Закончив свою простую и всем понятную речь здравицей в честь великого знаменосца мира товарища Сталина — на это ответили громом аплодисментов, — парторг прочел вслух текст Стокгольмского воззвания.
— Среди нас находится самый старейший человек орочского народа, наша дорогая и всеми уважаемая бабушка Акунка, — сказал Блажеев. — Окажем ей честь. Пусть она первой подпишется.
Все в зале зааплодировали. Бабушке помогли встать, и когда она пробиралась между рядами скамеек к сцене, все, мимо кого она проходила, брали ее осторожно за локоть и провожали вперед.

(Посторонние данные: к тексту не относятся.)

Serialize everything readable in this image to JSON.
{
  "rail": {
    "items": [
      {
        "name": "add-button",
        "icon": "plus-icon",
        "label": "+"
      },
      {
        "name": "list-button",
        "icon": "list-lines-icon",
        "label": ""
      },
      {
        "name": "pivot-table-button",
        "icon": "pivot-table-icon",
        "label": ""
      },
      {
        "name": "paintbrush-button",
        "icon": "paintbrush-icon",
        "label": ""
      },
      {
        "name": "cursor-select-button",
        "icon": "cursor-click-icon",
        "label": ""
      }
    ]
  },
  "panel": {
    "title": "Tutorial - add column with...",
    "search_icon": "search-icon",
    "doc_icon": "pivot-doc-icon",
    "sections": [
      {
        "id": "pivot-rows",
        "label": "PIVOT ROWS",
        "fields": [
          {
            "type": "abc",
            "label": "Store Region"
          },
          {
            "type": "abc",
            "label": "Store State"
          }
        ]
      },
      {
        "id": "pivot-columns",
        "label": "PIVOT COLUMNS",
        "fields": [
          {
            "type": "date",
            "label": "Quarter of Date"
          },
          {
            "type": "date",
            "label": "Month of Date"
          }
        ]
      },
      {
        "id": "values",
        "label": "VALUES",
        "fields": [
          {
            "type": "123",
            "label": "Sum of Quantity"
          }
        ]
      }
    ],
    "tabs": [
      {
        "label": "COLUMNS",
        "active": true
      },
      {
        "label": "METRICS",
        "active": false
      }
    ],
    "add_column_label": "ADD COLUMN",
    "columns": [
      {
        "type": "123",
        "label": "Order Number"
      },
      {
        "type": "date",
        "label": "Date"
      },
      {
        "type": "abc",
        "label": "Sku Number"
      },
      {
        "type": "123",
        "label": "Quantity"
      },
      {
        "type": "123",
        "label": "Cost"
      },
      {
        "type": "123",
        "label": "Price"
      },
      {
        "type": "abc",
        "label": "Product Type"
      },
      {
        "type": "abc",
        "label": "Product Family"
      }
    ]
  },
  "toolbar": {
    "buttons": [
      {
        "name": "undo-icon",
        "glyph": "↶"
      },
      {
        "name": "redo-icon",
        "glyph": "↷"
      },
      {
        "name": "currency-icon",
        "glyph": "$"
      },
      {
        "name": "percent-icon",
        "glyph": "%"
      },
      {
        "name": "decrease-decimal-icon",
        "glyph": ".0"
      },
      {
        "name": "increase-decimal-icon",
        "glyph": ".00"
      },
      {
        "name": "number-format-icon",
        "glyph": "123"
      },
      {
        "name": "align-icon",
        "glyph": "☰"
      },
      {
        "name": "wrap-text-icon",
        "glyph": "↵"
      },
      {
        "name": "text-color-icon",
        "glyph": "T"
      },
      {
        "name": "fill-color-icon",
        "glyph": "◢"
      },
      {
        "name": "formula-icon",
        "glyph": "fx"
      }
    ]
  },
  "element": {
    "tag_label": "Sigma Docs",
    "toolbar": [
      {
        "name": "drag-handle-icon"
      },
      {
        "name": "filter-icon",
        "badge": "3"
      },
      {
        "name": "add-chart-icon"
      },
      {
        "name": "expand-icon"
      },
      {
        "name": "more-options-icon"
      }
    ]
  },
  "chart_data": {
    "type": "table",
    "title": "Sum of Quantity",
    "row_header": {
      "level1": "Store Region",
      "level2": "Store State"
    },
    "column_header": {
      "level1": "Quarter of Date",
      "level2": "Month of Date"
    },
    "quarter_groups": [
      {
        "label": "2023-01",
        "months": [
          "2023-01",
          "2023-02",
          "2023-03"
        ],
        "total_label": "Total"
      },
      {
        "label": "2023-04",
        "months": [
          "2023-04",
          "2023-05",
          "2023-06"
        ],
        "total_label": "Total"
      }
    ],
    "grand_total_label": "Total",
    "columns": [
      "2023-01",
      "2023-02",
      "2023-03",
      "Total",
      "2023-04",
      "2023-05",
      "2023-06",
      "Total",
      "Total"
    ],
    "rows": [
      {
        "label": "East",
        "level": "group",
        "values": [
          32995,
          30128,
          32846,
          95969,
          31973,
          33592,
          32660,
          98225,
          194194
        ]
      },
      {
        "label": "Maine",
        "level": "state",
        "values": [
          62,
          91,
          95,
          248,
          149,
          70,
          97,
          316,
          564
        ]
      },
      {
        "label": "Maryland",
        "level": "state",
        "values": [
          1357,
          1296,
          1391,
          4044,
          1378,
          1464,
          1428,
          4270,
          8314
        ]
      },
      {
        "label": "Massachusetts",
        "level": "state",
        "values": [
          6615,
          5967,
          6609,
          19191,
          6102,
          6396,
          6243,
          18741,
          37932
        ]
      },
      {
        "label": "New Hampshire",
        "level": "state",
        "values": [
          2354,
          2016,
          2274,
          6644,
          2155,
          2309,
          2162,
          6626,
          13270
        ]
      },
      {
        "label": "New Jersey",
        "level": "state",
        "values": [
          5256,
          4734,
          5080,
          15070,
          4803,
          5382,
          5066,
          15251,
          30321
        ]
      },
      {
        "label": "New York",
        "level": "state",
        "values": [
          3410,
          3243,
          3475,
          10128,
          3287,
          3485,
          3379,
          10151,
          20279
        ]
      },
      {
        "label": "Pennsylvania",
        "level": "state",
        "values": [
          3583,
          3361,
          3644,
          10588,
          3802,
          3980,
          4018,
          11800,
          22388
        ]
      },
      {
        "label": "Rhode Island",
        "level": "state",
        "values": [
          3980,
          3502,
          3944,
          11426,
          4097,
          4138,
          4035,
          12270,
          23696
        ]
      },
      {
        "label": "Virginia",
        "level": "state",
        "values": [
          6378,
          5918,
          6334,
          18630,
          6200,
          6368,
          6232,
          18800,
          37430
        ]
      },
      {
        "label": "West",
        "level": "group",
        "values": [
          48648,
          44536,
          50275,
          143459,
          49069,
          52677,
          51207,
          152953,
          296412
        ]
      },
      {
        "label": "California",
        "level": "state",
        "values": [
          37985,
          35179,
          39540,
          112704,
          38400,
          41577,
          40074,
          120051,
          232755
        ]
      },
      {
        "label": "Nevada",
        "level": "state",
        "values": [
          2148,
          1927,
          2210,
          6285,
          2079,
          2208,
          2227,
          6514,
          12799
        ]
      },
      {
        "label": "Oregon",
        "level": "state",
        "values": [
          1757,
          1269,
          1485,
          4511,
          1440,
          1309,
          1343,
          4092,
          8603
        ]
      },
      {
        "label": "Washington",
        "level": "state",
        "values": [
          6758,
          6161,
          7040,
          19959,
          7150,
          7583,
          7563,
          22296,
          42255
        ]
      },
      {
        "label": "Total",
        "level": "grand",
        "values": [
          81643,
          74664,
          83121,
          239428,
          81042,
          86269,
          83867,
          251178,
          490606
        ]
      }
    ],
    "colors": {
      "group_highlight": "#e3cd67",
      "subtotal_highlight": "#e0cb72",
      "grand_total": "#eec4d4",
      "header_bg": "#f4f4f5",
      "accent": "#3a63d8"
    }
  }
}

Николай Павлович, который сидел в президиуме, сошел вниз и помог бабушке подняться на сцену. Ей подали стул, но Акунка отодвинула его и, взявшись обеими руками за конец палки и опершись на нее, наклонила голову и сказала:
— Много, однако, на свете живу. Наверно, сто пятнадцать зим будет. Какая жизнь раньше в тайге была — все орочи знают, конечно. Я тоже немного меньше ста зим в шалаше жила — какой год ни возьми, все худо. Раньше бывало так, что зима, что лето — одно дело: думай, что кушать, что пить. А чтоб песни спеть — ничего не было. Потом новый закон жизни на Тумнин пришел, Ленина новый закон. Сразу как солнце над тайгой взошло. А теперь еще лучше стало. Песни, какие хочешь, поют. На сердце совсем легко. Жаль, конечно, года мои далеко ушли. Хотела еще много с народом жить. Может, поживу, чего там! — бодро произнесла она и, как держала обеими руками палку, так и подняла ее и стукнула об пол. Потом подошла к самому краю сцены и добавила: — Бабушка Акунка тоже войны не хочет. Бабушка мир хочет. Счастье всем людям хочет. — И, повернувшись к столу, где сидел президиум, горделиво заключила: — Дай, я подпишу чего надо.

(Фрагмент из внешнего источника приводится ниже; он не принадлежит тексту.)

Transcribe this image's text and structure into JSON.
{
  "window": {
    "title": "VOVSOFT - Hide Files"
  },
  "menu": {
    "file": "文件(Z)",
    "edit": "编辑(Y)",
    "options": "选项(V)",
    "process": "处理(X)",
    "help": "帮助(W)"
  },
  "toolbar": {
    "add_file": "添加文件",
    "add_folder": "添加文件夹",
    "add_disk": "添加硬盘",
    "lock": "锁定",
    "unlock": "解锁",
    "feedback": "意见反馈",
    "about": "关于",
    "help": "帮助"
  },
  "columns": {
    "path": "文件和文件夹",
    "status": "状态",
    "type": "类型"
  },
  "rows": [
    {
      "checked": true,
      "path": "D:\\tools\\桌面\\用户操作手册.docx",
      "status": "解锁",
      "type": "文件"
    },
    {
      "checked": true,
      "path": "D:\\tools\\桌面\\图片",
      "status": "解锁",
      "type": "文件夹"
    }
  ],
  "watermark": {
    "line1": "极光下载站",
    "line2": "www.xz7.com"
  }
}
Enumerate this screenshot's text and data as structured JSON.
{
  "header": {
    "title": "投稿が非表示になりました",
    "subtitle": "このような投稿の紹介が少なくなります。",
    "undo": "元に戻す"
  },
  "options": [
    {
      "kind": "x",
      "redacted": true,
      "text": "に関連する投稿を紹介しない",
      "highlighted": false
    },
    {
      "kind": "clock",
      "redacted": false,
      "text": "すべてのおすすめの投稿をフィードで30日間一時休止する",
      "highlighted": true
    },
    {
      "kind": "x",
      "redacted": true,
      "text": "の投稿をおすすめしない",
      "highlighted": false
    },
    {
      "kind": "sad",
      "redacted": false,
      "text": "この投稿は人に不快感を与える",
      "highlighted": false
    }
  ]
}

Николай Павлович обмакнул перо и подал ей, хотя он знал, что она не умеет расписываться. Начав лет пятнадцать тому назад посещать ликбез, бабушка из-за слабого зрения вскоре перестала ходить на уроки. Акунка взяла перо. Нащупав острие, она провела им несколько раз по мякоти большого пальца и приложила палец к листу, оставив на нем отпечаток:
— Пускай так будет, чего там, — сказала она, все еще держа на весу руку с поднятым пальцем, влажным от чернил.
Ее усадили за стол президиума.
Потом пригласили на сцену Николая Петровича Батума. Став у самой рампы, Николай Петрович очень волновался и поэтому не мог сразу начать говорить, но видя, что люди и в зале и за столом президиума ждут его слова, переборол волнение и сказал:
— Мне восемьдесят семь лет. Мы остались вдвоем со старухой. Работать мы уже не можем. Но Советское государство обеспечило нас. Дали нам комнату в Доме старейших. Кормят, одевают. Думать совсем не надо, где что взять на жизнь. Однако большая печаль есть, — и он показал на сердце. — Сыновья наши Кирилл и Трофим на войне погибли. Совсем молодые.
Николай Петрович замолчал, и все заметили, как у него дрогнули губы и с ресниц сорвались слезинки.